本臨床研究では、CTL誘導能の増強が期待できるゾレドロネートで刺激した樹状細胞を用いる。
・白血病
白血球などの血液細胞のもとになる造血細胞ががん化する病気。その発症形態から、主に急性骨髄性白血病(AML; Acute Myeloid Leukemia)、急性リンパ性白血病(ALL; Acute Lymphoblastic Leukemia)、慢性骨髄性白血病(CML; Chronic Myeloid Leukemia)、慢性リンパ性白血病(CLL; Chronic Lymphocytic Leukemia)の4つに分けられる。主に高齢者に発症するが、成人で発症し命を落とすケースもある。

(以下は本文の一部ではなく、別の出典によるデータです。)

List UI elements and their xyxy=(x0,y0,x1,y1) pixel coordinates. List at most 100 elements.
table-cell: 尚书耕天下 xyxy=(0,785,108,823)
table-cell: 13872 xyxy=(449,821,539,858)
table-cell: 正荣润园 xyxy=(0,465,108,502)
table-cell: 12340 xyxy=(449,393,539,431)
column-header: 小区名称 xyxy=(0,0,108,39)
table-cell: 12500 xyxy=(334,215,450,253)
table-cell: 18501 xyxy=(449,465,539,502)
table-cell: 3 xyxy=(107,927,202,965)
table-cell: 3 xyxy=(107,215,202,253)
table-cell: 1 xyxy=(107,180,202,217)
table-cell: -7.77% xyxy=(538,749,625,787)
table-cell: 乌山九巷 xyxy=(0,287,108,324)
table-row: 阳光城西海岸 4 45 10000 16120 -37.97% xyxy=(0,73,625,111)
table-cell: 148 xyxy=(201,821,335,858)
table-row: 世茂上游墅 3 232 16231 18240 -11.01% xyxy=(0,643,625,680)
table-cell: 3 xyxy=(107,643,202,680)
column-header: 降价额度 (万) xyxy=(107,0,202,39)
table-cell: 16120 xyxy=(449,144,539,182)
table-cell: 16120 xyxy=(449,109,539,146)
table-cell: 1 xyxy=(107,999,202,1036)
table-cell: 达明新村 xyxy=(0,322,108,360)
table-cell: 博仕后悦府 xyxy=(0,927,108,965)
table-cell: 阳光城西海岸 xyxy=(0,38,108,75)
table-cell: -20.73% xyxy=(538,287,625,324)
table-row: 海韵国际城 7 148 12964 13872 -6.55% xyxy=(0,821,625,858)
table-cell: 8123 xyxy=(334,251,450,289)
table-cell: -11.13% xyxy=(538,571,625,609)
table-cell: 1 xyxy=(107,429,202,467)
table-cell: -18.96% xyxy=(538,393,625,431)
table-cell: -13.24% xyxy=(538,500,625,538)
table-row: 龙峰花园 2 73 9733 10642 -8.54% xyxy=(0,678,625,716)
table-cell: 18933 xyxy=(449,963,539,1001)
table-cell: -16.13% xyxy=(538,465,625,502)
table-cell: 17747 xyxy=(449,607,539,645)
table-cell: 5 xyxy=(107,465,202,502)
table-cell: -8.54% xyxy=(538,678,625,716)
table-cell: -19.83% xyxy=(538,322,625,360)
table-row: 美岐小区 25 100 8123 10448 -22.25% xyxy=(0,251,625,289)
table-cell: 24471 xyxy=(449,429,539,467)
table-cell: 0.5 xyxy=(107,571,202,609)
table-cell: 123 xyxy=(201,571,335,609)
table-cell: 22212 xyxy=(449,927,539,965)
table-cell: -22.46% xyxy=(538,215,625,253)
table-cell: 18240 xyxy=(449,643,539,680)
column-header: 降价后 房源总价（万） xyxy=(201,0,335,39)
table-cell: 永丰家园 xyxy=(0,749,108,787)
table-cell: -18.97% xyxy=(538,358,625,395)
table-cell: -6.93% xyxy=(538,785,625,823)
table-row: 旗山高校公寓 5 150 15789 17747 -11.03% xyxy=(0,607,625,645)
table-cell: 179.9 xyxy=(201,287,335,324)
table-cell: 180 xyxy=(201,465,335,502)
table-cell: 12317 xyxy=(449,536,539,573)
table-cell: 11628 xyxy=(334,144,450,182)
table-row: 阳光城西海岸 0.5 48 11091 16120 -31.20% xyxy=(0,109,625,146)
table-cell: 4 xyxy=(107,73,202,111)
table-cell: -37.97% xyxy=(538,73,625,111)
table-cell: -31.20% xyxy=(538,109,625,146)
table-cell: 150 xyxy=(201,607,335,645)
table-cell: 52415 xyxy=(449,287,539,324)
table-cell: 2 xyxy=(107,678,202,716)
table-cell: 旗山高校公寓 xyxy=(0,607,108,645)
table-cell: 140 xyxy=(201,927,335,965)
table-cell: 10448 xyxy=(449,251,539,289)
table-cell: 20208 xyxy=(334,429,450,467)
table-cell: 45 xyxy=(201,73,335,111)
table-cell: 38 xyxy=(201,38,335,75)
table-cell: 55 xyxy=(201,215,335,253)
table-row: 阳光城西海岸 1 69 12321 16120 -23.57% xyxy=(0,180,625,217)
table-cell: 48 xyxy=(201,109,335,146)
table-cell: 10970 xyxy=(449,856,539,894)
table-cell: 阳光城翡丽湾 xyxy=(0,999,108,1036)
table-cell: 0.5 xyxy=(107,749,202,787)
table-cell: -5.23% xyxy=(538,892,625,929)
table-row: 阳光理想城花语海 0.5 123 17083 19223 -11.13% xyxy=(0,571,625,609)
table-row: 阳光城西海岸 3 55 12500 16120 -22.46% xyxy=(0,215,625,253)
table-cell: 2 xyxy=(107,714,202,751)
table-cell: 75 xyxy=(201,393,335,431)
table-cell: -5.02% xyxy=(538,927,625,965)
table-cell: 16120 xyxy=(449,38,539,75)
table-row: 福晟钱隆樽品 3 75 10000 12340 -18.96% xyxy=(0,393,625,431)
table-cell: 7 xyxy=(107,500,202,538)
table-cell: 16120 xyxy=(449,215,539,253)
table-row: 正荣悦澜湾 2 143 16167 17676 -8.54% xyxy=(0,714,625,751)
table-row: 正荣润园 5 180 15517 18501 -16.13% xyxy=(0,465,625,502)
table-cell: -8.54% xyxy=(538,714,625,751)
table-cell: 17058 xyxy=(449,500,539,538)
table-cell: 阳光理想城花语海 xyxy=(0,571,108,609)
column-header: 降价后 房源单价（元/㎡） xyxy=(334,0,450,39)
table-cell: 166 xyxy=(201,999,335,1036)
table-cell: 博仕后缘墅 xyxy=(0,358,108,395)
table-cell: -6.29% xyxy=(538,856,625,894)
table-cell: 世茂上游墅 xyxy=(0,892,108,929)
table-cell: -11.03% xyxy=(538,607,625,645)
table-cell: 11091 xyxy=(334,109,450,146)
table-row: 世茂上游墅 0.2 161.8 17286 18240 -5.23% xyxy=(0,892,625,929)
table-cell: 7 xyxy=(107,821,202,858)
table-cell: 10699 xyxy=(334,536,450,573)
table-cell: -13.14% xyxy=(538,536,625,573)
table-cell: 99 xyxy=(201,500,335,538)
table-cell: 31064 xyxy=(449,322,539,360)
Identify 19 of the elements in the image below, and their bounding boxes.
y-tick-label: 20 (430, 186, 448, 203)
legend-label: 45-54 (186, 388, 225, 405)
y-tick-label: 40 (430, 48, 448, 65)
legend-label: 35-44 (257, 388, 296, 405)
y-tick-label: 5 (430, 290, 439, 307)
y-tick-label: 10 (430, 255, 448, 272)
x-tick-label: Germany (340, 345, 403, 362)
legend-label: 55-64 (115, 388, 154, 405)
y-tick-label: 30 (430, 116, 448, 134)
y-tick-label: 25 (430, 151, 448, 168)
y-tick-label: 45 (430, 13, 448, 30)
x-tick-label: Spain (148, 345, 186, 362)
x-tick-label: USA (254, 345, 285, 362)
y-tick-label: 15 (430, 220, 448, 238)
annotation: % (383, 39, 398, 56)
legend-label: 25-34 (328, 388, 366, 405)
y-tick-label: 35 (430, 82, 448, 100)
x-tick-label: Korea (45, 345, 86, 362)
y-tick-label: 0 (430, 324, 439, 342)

・「がん診療レジデントマニュアル 第4版」161ページ(国立がんセンター内科レジデント 編;医学書院)
・寛解
病状が消失または好転する状態。
・完全寛解
骨髄での白血病細胞の比率が5%未満、末梢血中の白血病細胞が消失し、白血病に伴う病状が消失した状態。
・造血幹細胞移植
正常に機能しなくなった造血幹細胞(血液細胞のおおもとになる細胞)を、他人または自己の正常な造血幹細胞で置き換え、正常な造血を促す治療法。他人の造血幹細胞を移植する場合は、白血球の型が適合する細胞を移植する必要がある。化学療法単独では治癒が困難で、かつ、移植前に骨髄を破壊するなどの処置が必要となるため、比較的全身状態のよい患者に適用される。
・がん抗原ペプチド
がん細胞に特異的に発現するたんぱく質中に含まれる、がん細胞の目印として免疫細胞の標的となる数個~十数個程度のアミノ酸。
・免疫学的解析
本治療の前後における患者体内における免疫応答の変化をモニタリングすることで得られるデータの解析。